近代日本人の肖像

産業の発展を支えた貢進生

    明治政府は、新時代を担う人材を育成するため、明治3(1870)年に「貢進生を大学南校に置く」布告を出した。教育を通じて地方から優秀な才能を集めようとしたのである。これにより全国から300名余りの人材が東京に集まった。そのうち代表的な貢進生を紹介してみよう。

    法学分野の代表は、小村寿太郎鳩山和夫である。小村は飫肥藩(現宮崎県)出身の秀才で、16歳の時に第一期文部省留学生としてハーバード大学へ留学した。外交官となり、日清戦争、三国干渉等の難局にあたり、桂太郎内閣で外務大臣となった。鳩山和夫は美作勝山藩(現岡山県)の出身で、若干15歳で最優等生となり、第一期文部省留学生としてイェ―ル大学ロースクールに留学した。日本人初の法学博士となり、帝大法科教授、外交官を経て政界で活躍した。

    工学分野の古市公威はフランスに留学後、内務省土木局に勤務、後に工科大学(後の東京大学工学部)教授兼学長となった。日本で最初に工学博士となった人物だ。明治・大正時代を通じて、古市は最高の土木学者であった。

    薬学分野の下山順一郎もフランスに留学し、ドクトルを取得した。帝大教授となり生薬(しょうやく)学の基礎を確立した。一方で私財を投じて薬園を開設し、官民両方で薬学教育に尽力した。
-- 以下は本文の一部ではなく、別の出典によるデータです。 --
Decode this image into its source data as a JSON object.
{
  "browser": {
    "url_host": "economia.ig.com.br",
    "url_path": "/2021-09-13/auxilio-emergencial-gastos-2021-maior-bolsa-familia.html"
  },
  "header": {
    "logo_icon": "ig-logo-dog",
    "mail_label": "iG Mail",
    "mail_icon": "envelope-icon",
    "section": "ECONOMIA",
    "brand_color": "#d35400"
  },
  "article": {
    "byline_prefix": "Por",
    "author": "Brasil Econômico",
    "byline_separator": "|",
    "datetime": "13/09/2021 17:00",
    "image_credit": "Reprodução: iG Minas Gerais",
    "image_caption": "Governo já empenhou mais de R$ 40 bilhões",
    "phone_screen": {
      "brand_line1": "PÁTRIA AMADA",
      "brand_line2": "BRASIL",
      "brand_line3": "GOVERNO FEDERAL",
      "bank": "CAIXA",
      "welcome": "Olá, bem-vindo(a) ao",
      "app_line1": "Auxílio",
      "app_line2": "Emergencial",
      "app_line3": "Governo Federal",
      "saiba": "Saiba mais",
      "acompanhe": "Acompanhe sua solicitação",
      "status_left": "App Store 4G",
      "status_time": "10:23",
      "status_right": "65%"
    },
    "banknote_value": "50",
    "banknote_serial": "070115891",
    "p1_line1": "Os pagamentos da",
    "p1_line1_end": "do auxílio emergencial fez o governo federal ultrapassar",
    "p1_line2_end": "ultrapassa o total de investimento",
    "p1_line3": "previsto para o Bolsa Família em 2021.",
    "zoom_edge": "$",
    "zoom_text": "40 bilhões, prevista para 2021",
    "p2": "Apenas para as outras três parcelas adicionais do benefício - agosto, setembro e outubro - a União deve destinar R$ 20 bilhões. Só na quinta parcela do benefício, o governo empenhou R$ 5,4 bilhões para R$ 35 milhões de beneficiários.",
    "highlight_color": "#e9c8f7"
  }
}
    鉱物分野の和田維四郎はドイツに留学後、帝大教授兼地質調査所所長となり、日本人で初めて鉱物学の講義を行った。鉱物標本の蒐集家でもあり、コレクションは世界第一級のものである。

    明治政府は有能な人材を全国から集め、教育を通じて新しい国家の担い手を育成した。貢進生たちはその最初の人々だった。のちに中国の科挙制度を模した官吏登用試験が、明治26(1893)年に制度化される。ここに新たに国家の行政を担う官僚制度が誕生する。